Visual search: the latest technology wanting brands’ attention
Visual search is the latest beast tech companies are racing to conquer in 2015. Image recognition and augmented reality platform Blippar demoed the world’s first proprietary mobile visual search capability this week at South By Southwest, while audio search app Shazam is planning to launch visual search mid-year.
The relaunched Blippar app (available in April 2015 on iOS and Android), allows users to ‘blip’ objects via their smartphone cameras to activate digital search.
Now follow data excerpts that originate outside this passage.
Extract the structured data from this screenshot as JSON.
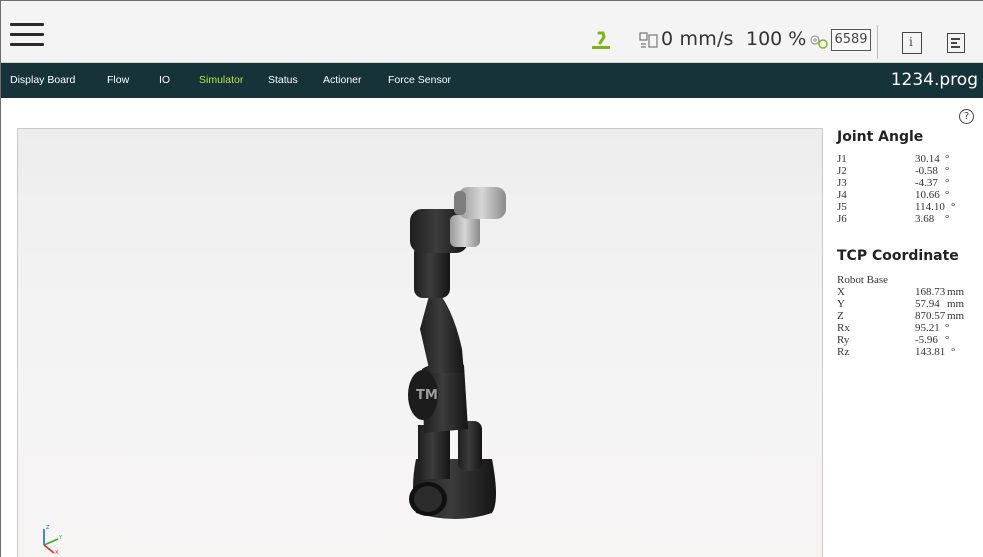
{
  "topbar": {
    "speed_text": "0 mm/s",
    "speed_percent": "100 %",
    "counter": "6589"
  },
  "nav": {
    "items": [
      {
        "label": "Display Board",
        "active": false
      },
      {
        "label": "Flow",
        "active": false
      },
      {
        "label": "IO",
        "active": false
      },
      {
        "label": "Simulator",
        "active": true
      },
      {
        "label": "Status",
        "active": false
      },
      {
        "label": "Actioner",
        "active": false
      },
      {
        "label": "Force Sensor",
        "active": false
      }
    ],
    "program_name": "1234.prog"
  },
  "help": {
    "symbol": "?"
  },
  "joint_angle": {
    "title": "Joint Angle",
    "unit": "°",
    "rows": [
      {
        "label": "J1",
        "value": "30.14"
      },
      {
        "label": "J2",
        "value": "-0.58"
      },
      {
        "label": "J3",
        "value": "-4.37"
      },
      {
        "label": "J4",
        "value": "10.66"
      },
      {
        "label": "J5",
        "value": "114.10"
      },
      {
        "label": "J6",
        "value": "3.68"
      }
    ]
  },
  "tcp": {
    "title": "TCP Coordinate",
    "base_label": "Robot Base",
    "rows": [
      {
        "label": "X",
        "value": "168.73",
        "unit": "mm"
      },
      {
        "label": "Y",
        "value": "57.94",
        "unit": "mm"
      },
      {
        "label": "Z",
        "value": "870.57",
        "unit": "mm"
      },
      {
        "label": "Rx",
        "value": "95.21",
        "unit": "°"
      },
      {
        "label": "Ry",
        "value": "-5.96",
        "unit": "°"
      },
      {
        "label": "Rz",
        "value": "143.81",
        "unit": "°"
      }
    ]
  },
  "axes_triad": {
    "x": "X",
    "y": "Y",
    "z": "Z"
  },
  "robot_logo": "TM",
  "colors": {
    "nav_bg": "#153338",
    "nav_active": "#b9e34a",
    "status_green": "#7cb518"
  }
}
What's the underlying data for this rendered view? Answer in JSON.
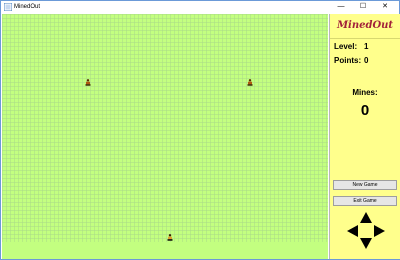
{
  "window": {
    "title": "MinedOut",
    "minimize_glyph": "—",
    "maximize_glyph": "☐",
    "close_glyph": "✕"
  },
  "board": {
    "pieces": [
      {
        "name": "enemy-piece-left"
      },
      {
        "name": "enemy-piece-right"
      },
      {
        "name": "player-piece"
      }
    ]
  },
  "sidebar": {
    "logo": "MinedOut",
    "level_label": "Level:",
    "level_value": "1",
    "points_label": "Points:",
    "points_value": "0",
    "mines_label": "Mines:",
    "mines_value": "0",
    "new_game_label": "New Game",
    "exit_game_label": "Exit Game"
  },
  "colors": {
    "board": "#c3ff80",
    "sidebar": "#ffff8c",
    "logo": "#a2203a"
  }
}
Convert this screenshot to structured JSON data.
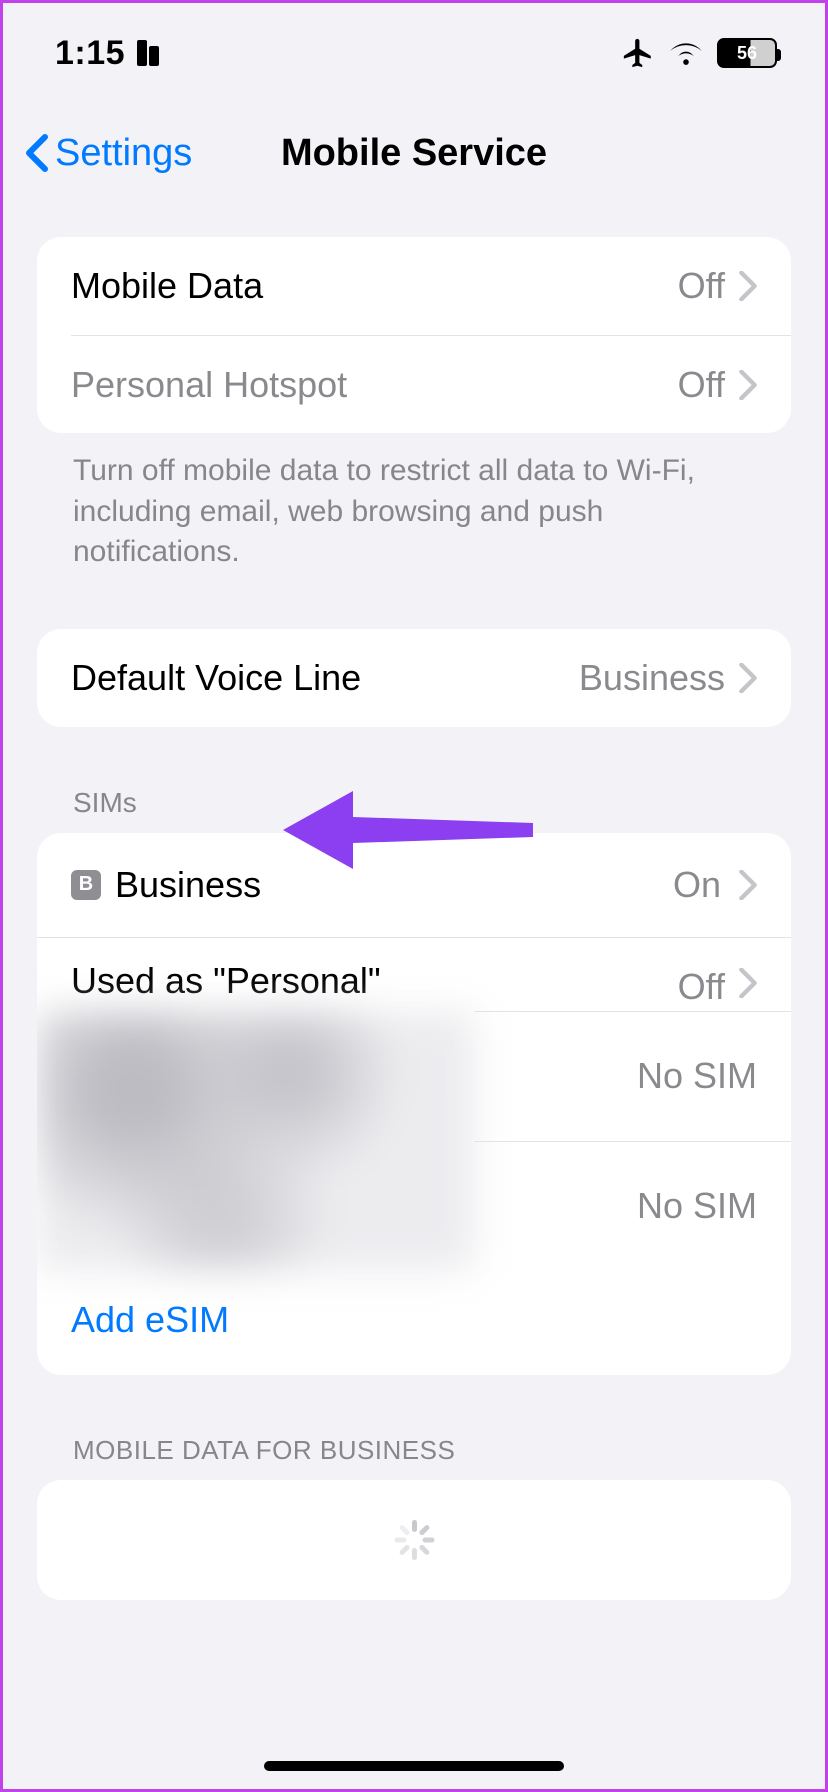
{
  "status": {
    "time": "1:15",
    "battery_pct": "56"
  },
  "nav": {
    "back_label": "Settings",
    "title": "Mobile Service"
  },
  "group1": {
    "mobile_data_label": "Mobile Data",
    "mobile_data_value": "Off",
    "hotspot_label": "Personal Hotspot",
    "hotspot_value": "Off",
    "footer": "Turn off mobile data to restrict all data to Wi-Fi, including email, web browsing and push notifications."
  },
  "group2": {
    "voice_line_label": "Default Voice Line",
    "voice_line_value": "Business"
  },
  "sims": {
    "header": "SIMs",
    "items": [
      {
        "badge": "B",
        "label": "Business",
        "value": "On"
      }
    ],
    "used_as_label": "Used as \"Personal\"",
    "used_as_value": "Off",
    "no_sim_1": "No SIM",
    "no_sim_2": "No SIM",
    "add_esim": "Add eSIM"
  },
  "mobile_data_for": {
    "header": "MOBILE DATA FOR BUSINESS"
  }
}
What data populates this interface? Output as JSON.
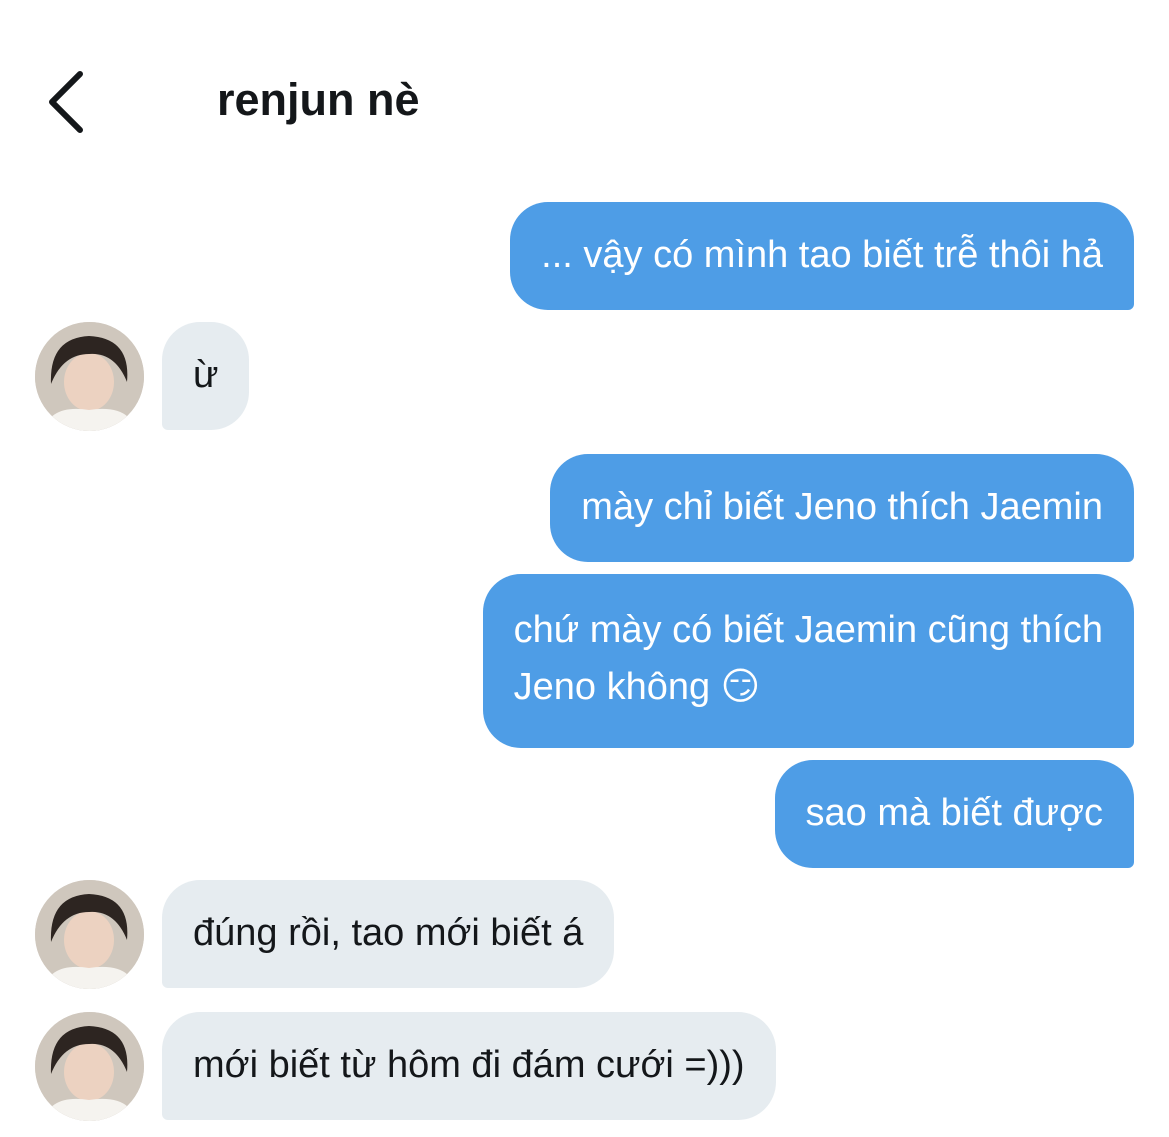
{
  "header": {
    "title": "renjun nè"
  },
  "icons": {
    "back": "chevron-left-icon",
    "avatar": "contact-avatar"
  },
  "colors": {
    "outgoing_bubble": "#4e9de6",
    "incoming_bubble": "#e6ecf0",
    "outgoing_text": "#ffffff",
    "incoming_text": "#14171a"
  },
  "messages": [
    {
      "direction": "out",
      "lines": [
        "... vậy có mình tao biết trễ thôi hả"
      ]
    },
    {
      "direction": "in",
      "lines": [
        "ừ"
      ]
    },
    {
      "direction": "out",
      "lines": [
        "mày chỉ biết Jeno thích Jaemin"
      ]
    },
    {
      "direction": "out",
      "lines": [
        "chứ mày có biết Jaemin cũng thích",
        "Jeno không 😏"
      ]
    },
    {
      "direction": "out",
      "lines": [
        "sao mà biết được"
      ]
    },
    {
      "direction": "in",
      "lines": [
        "đúng rồi, tao mới biết á"
      ]
    },
    {
      "direction": "in",
      "lines": [
        "mới biết từ hôm đi đám cưới =)))"
      ]
    }
  ]
}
Since its launch in the UK in 2011, Blippar has offered augmented reality and 3D experiences on products through users’ phones. Its success in that area has fuelled this move into visual search.
Blippar creates “engaging branded experiences that are triggered by objects, magazine pages, advertisements and more”, says its CEO Ambarish Mitra.
The company has so far partnered with brands including Nestlé, Condé Nast, TIME Inc., Procter & Gamble, Kraft, Heinz, PepsiCo, Coca-Cola, Anheuser Busch and Jaguar.
Their content has been “blipped” by millions of users around the world, Mitra says.
The app will begin in visual search by “making all English-language album covers, fiction books, DVD covers and movie posters blippable”. Users who blip these items will see contextual, snackable information within the app.
“In the future, Blippar will add to its growing catalogue of blippable objects in stages, with the ultimate aim of making everything blippable – from an apple, to a chocolate bar, to a dog on the street, to the Eiffel Tower and beyond,” the company says.
Shazam regional sales director Steve Sos told Marketing recently that the audio search app is planning to expand into visual search mid-year.
The brand is partnering with Digimarc to take advantage of its print-to-digital technology, expanding on Shazam’s mission for ‘making traditional media clickable’ by providing gateways to content.
“That’s probably mid-year, probably June is what we’re aiming for,” Sos said.
“We’d love to work with local publishers and some of the outdoor guys on that solution.”
Although the company is staying true to its music heritage, Shazam is focusing on branching out to expand its relevance, which includes this new foray into visual search as well as into beacon technology.
“The basic premise is that idea of Shazam enabling multiple elements of the media mix – broadcast, both free-to-air and subscription, cinema, radio, pre-roll, increasingly now bricks and mortar, then as we start to expand into beacon-based players and visual, it starts to really complete the picture.”
Shazam currently offers its popular audio recognition technology to brands, inviting audiences to open the app to ‘Shazam’ to see digital content curated through the app.